Noah Kelly with Dreyfuss + Blackford says daylight is often one of the first tests in adaptive reuse. Residential projects rely heavily on natural light and views, so the deeper parts of a large floor plate, which refers to a broad building floor with interior areas set far back from windows, can quickly become harder to convert into valuable living space.

“Residential is a highly daylight-dependent program,” Kelly says. “People ultimately want natural light and views in their living spaces.”

That makes multifamily possible to consider, but not simple to execute. Areas far from windows may need to become circulation, storage or support space unless a developer makes larger interventions. For a building this size, those decisions quickly become financial decisions.

But this means that other uses may fit the courthouse more naturally. Kelly says the site’s location near City Hall and the broader judicial district could support a university tenant tied to public policy, law or civic leadership, paired with public-facing uses on the lower levels. Getz and King also see possibilities in the courtrooms themselves, where educational or medical uses could work, even though those groups have not yet shown interest.

For a property that has occupied such a visible civic role, the best outcome may be one that gives the block a new economic purpose while keeping some connection to the city around it.

“Something that can benefit the community and that can also be a productive and successful project should be the goal of just about every development,” Getz says.

The sale also touches a wider policy conversation about public land. California’s Department of Housing and Community Development describes the Surplus Land Act as a framework meant to make local public land no longer needed for government purposes available for affordable housing development. Under that process, surplus public property is first circulated for review by eligible public entities before it moves further into the market. Those entities can then determine whether the property meets a public housing or redevelopment need.

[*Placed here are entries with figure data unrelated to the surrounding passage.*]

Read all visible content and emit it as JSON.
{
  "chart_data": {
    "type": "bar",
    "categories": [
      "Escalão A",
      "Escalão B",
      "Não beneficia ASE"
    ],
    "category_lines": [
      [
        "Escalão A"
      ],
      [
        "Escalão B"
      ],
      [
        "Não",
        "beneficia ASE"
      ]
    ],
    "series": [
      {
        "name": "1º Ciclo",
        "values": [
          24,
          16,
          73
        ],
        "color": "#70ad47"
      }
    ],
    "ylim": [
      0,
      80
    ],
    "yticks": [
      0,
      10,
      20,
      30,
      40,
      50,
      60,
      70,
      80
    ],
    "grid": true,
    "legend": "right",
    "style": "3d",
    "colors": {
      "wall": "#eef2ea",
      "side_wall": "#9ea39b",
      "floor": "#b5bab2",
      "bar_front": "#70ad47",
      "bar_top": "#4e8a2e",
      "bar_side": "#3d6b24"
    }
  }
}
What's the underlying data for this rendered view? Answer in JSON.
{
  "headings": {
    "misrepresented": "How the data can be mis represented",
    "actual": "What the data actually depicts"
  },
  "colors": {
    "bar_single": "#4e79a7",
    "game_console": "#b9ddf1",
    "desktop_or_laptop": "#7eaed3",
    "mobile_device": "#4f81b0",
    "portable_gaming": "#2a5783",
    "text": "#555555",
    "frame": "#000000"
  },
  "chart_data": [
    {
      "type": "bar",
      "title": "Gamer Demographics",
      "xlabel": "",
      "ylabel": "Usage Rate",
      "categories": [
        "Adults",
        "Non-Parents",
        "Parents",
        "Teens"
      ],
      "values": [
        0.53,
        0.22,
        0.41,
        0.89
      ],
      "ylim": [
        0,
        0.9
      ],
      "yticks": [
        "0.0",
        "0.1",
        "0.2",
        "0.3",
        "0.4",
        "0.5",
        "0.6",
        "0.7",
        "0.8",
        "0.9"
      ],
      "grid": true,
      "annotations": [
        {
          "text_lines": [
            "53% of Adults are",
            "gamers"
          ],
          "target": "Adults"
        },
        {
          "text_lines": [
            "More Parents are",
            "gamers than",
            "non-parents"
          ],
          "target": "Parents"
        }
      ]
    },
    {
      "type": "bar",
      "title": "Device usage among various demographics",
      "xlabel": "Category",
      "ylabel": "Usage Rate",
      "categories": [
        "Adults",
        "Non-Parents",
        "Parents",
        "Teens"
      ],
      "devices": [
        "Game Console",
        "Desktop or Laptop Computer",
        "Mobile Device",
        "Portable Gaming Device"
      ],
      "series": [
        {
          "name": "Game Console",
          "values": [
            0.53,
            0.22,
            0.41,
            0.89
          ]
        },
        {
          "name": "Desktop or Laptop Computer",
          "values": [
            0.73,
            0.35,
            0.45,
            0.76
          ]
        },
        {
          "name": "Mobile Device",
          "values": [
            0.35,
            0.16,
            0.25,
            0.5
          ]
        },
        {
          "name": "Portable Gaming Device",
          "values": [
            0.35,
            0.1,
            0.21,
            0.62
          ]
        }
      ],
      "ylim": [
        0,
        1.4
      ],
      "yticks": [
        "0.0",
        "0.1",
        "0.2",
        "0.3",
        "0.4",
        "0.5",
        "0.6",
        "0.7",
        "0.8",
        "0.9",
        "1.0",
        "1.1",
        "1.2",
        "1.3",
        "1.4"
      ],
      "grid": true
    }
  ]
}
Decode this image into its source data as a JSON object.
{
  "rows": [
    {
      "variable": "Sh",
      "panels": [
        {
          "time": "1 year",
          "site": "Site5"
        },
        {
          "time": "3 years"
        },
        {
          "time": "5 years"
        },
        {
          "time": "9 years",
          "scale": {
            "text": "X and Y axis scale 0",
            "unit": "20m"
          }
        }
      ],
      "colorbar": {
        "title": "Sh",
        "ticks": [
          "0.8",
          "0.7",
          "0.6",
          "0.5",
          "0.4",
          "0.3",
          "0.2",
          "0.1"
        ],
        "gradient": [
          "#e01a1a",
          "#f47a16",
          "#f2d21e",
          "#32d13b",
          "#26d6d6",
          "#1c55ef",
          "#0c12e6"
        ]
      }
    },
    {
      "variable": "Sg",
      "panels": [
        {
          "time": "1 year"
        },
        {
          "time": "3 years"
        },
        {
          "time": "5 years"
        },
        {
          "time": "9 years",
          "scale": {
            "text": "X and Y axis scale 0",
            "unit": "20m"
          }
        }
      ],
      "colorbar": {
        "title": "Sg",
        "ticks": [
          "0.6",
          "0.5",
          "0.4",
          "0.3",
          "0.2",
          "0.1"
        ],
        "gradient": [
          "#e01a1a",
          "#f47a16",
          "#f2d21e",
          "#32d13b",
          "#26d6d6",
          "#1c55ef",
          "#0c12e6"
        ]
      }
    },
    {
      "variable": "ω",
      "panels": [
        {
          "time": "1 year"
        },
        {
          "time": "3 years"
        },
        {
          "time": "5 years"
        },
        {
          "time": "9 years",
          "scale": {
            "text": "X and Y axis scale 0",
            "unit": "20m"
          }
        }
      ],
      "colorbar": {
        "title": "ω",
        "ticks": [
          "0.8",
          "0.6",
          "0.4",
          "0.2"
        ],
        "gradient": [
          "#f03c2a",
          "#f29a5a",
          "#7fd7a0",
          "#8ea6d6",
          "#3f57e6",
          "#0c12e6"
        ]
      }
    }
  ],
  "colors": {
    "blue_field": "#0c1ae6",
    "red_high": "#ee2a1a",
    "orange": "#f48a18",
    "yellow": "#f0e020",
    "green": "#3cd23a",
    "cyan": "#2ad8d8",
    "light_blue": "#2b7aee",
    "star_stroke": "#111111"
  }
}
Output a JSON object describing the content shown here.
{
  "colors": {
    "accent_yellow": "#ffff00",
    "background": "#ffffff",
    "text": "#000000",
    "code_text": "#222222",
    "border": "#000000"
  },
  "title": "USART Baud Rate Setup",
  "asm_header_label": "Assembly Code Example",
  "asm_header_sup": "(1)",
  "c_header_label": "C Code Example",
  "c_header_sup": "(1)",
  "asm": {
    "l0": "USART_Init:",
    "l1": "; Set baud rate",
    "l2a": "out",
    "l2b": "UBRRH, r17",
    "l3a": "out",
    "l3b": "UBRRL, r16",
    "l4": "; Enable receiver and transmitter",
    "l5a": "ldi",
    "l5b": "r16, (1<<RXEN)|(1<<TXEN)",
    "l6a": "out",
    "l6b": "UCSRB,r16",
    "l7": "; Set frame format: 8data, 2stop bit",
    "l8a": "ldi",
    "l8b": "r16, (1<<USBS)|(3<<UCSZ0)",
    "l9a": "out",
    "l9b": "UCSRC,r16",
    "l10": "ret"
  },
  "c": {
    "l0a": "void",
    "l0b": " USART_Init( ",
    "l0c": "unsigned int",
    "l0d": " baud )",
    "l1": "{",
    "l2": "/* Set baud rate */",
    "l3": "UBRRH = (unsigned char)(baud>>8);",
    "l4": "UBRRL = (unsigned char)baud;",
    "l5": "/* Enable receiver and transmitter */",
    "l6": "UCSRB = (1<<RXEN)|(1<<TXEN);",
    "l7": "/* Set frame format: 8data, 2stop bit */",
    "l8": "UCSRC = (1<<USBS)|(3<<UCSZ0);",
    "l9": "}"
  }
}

The Tani G. Cantil-Sakauye Sacramento County Courthouse opened in April 2026 at 500 G Street. (Shutterstock photo)

Getz says that the Judicial Council has already worked through the public-entity review process, and no eligible public entity has chosen to take on the project. 

With all of this in mind, Schaber’s outcome may tell Sacramento something that goes beyond a single sale. For example, a hotel or housing project would point to private capital willing to take on comprehensive conversion work. 

On the other hand, an institutional or civic reuse would suggest there is still demand for large public-facing spaces downtown. Demolition would say something else entirely, suggesting that the cost, timing, or physical limits of reuse made it more practical to clear the site than convert the existing building. 

For now, the brokers say they are still introducing the property to potential buyers. “We’re in the process of acquainting people with the property and if it might work for them,” Getz says. “I think people are less concerned with what something was and what it was used for and more concerned with what it could be and what it would cost.”